Türkiye Müslümanları hürriyet içinde yaşamak, haysiyetli bir hayat sürmek, varlıklarını muhafaza etmek istiyorlarsa Türkçenin zenginleşmesi için çalışmalıdır. Lisan olmadan din kültürü olmaz. Cami helalarına, meşrutalara, mâbetlere konulan ışıldaklara, zırıldaklara, fırıldaklara önem veren kafalar niçin lisan, edebiyat, sanat, kültür, ilim, irfan, mimarlık gibi konulara eğilmiyor?

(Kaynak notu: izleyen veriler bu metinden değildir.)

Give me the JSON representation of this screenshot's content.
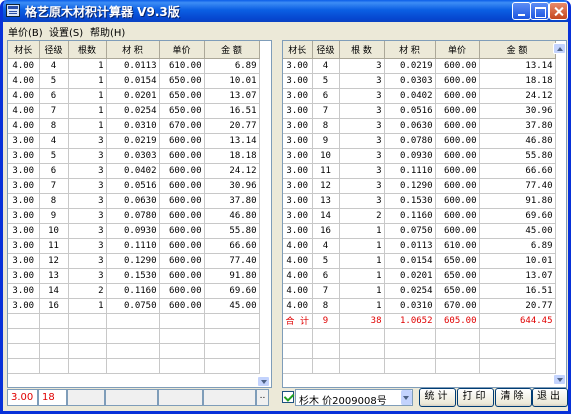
{
  "window": {
    "title": "格艺原木材积计算器 V9.3版"
  },
  "menu": [
    {
      "label": "单价(B)"
    },
    {
      "label": "设置(S)"
    },
    {
      "label": "帮助(H)"
    }
  ],
  "left_table": {
    "headers": [
      "材长",
      "径级",
      "根数",
      "材 积",
      "单价",
      "金 额"
    ],
    "rows": [
      [
        "4.00",
        "4",
        "1",
        "0.0113",
        "610.00",
        "6.89"
      ],
      [
        "4.00",
        "5",
        "1",
        "0.0154",
        "650.00",
        "10.01"
      ],
      [
        "4.00",
        "6",
        "1",
        "0.0201",
        "650.00",
        "13.07"
      ],
      [
        "4.00",
        "7",
        "1",
        "0.0254",
        "650.00",
        "16.51"
      ],
      [
        "4.00",
        "8",
        "1",
        "0.0310",
        "670.00",
        "20.77"
      ],
      [
        "3.00",
        "4",
        "3",
        "0.0219",
        "600.00",
        "13.14"
      ],
      [
        "3.00",
        "5",
        "3",
        "0.0303",
        "600.00",
        "18.18"
      ],
      [
        "3.00",
        "6",
        "3",
        "0.0402",
        "600.00",
        "24.12"
      ],
      [
        "3.00",
        "7",
        "3",
        "0.0516",
        "600.00",
        "30.96"
      ],
      [
        "3.00",
        "8",
        "3",
        "0.0630",
        "600.00",
        "37.80"
      ],
      [
        "3.00",
        "9",
        "3",
        "0.0780",
        "600.00",
        "46.80"
      ],
      [
        "3.00",
        "10",
        "3",
        "0.0930",
        "600.00",
        "55.80"
      ],
      [
        "3.00",
        "11",
        "3",
        "0.1110",
        "600.00",
        "66.60"
      ],
      [
        "3.00",
        "12",
        "3",
        "0.1290",
        "600.00",
        "77.40"
      ],
      [
        "3.00",
        "13",
        "3",
        "0.1530",
        "600.00",
        "91.80"
      ],
      [
        "3.00",
        "14",
        "2",
        "0.1160",
        "600.00",
        "69.60"
      ],
      [
        "3.00",
        "16",
        "1",
        "0.0750",
        "600.00",
        "45.00"
      ]
    ],
    "input_length": "3.00",
    "input_diameter": "18",
    "dots_label": ".."
  },
  "right_table": {
    "headers": [
      "材长",
      "径级",
      "根 数",
      "材 积",
      "单价",
      "金 额"
    ],
    "rows": [
      [
        "3.00",
        "4",
        "3",
        "0.0219",
        "600.00",
        "13.14"
      ],
      [
        "3.00",
        "5",
        "3",
        "0.0303",
        "600.00",
        "18.18"
      ],
      [
        "3.00",
        "6",
        "3",
        "0.0402",
        "600.00",
        "24.12"
      ],
      [
        "3.00",
        "7",
        "3",
        "0.0516",
        "600.00",
        "30.96"
      ],
      [
        "3.00",
        "8",
        "3",
        "0.0630",
        "600.00",
        "37.80"
      ],
      [
        "3.00",
        "9",
        "3",
        "0.0780",
        "600.00",
        "46.80"
      ],
      [
        "3.00",
        "10",
        "3",
        "0.0930",
        "600.00",
        "55.80"
      ],
      [
        "3.00",
        "11",
        "3",
        "0.1110",
        "600.00",
        "66.60"
      ],
      [
        "3.00",
        "12",
        "3",
        "0.1290",
        "600.00",
        "77.40"
      ],
      [
        "3.00",
        "13",
        "3",
        "0.1530",
        "600.00",
        "91.80"
      ],
      [
        "3.00",
        "14",
        "2",
        "0.1160",
        "600.00",
        "69.60"
      ],
      [
        "3.00",
        "16",
        "1",
        "0.0750",
        "600.00",
        "45.00"
      ],
      [
        "4.00",
        "4",
        "1",
        "0.0113",
        "610.00",
        "6.89"
      ],
      [
        "4.00",
        "5",
        "1",
        "0.0154",
        "650.00",
        "10.01"
      ],
      [
        "4.00",
        "6",
        "1",
        "0.0201",
        "650.00",
        "13.07"
      ],
      [
        "4.00",
        "7",
        "1",
        "0.0254",
        "650.00",
        "16.51"
      ],
      [
        "4.00",
        "8",
        "1",
        "0.0310",
        "670.00",
        "20.77"
      ]
    ],
    "total": [
      "合 计",
      "9",
      "38",
      "1.0652",
      "605.00",
      "644.45"
    ]
  },
  "bottom": {
    "checkbox_checked": true,
    "species_select": "杉木 价2009008号",
    "buttons": [
      "统计",
      "打印",
      "清除",
      "退出"
    ]
  },
  "colors": {
    "total_text": "#e00000",
    "title_bar": "#0b5fe3"
  }
}
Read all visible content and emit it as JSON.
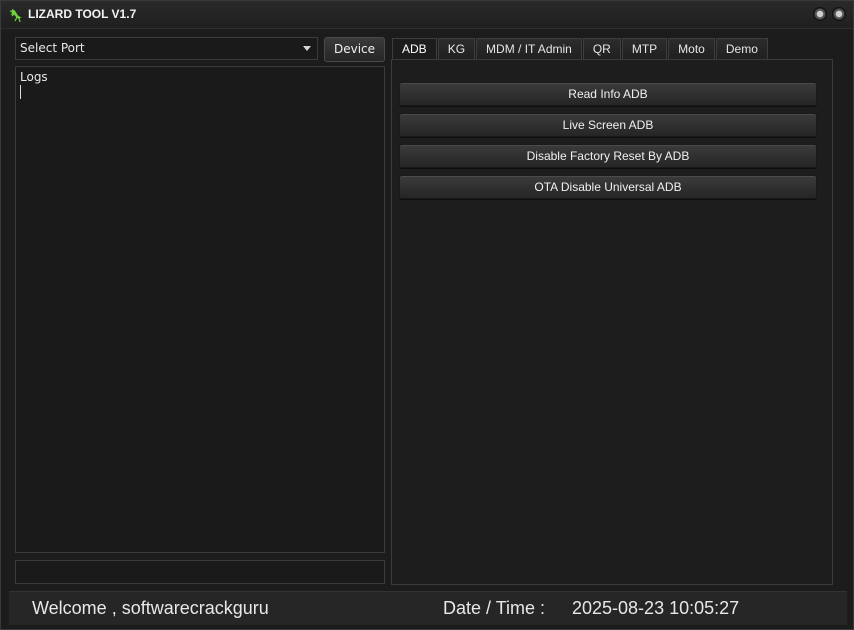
{
  "window": {
    "title": "LIZARD TOOL V1.7",
    "icon": "lizard-icon"
  },
  "port": {
    "selected": "Select Port"
  },
  "device_button": "Device",
  "logs": {
    "label": "Logs"
  },
  "progress": {
    "value": 0
  },
  "tabs": [
    {
      "label": "ADB",
      "active": true
    },
    {
      "label": "KG",
      "active": false
    },
    {
      "label": "MDM / IT Admin",
      "active": false
    },
    {
      "label": "QR",
      "active": false
    },
    {
      "label": "MTP",
      "active": false
    },
    {
      "label": "Moto",
      "active": false
    },
    {
      "label": "Demo",
      "active": false
    }
  ],
  "adb_actions": [
    "Read Info ADB",
    "Live Screen ADB",
    "Disable Factory Reset By ADB",
    "OTA Disable Universal ADB"
  ],
  "status": {
    "welcome": "Welcome , softwarecrackguru",
    "datetime_label": "Date / Time :",
    "datetime_value": "2025-08-23 10:05:27"
  },
  "colors": {
    "background": "#1c1c1c",
    "accent": "#6fcf3a"
  }
}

Arı ve sade Türkçeyle günlük hayat idame ettirilir, insanlar birbiriyle iletişim kurabilir ama bu fakir lisanla asla ve asla yüksek bir medeniyet ve kültür kurulamaz.

Milyonlarca Müslüman boş dedikodularla uğraşıyor. Her yıl hizmet ve faaliyet yapmak için milyarlarca dolar toplanıyor bunların büyük kısmı israf ediliyor, verimsiz işlere yatırılıyor. Müslümanların hâlâ ciddî ve müessir lisan ve edebiyat akademileri, bilgi bankaları, stratejik araştırma müesseseleri, sanat ve kültür merkezleri, araştırma kurumları yok. Bir sürü arivist ve demagog hayli gürültü kopartıyor, şamata yapıyor, lakin medeniyet ve kültür faaliyetleri pek güdük.

Uzun yıllar Sovyet işgalinde kalan Azerbaycan’da bile Türkçe bu kadar büyük tahribat görmedi, bu kadar hâince baskılara mâruz kalmadı.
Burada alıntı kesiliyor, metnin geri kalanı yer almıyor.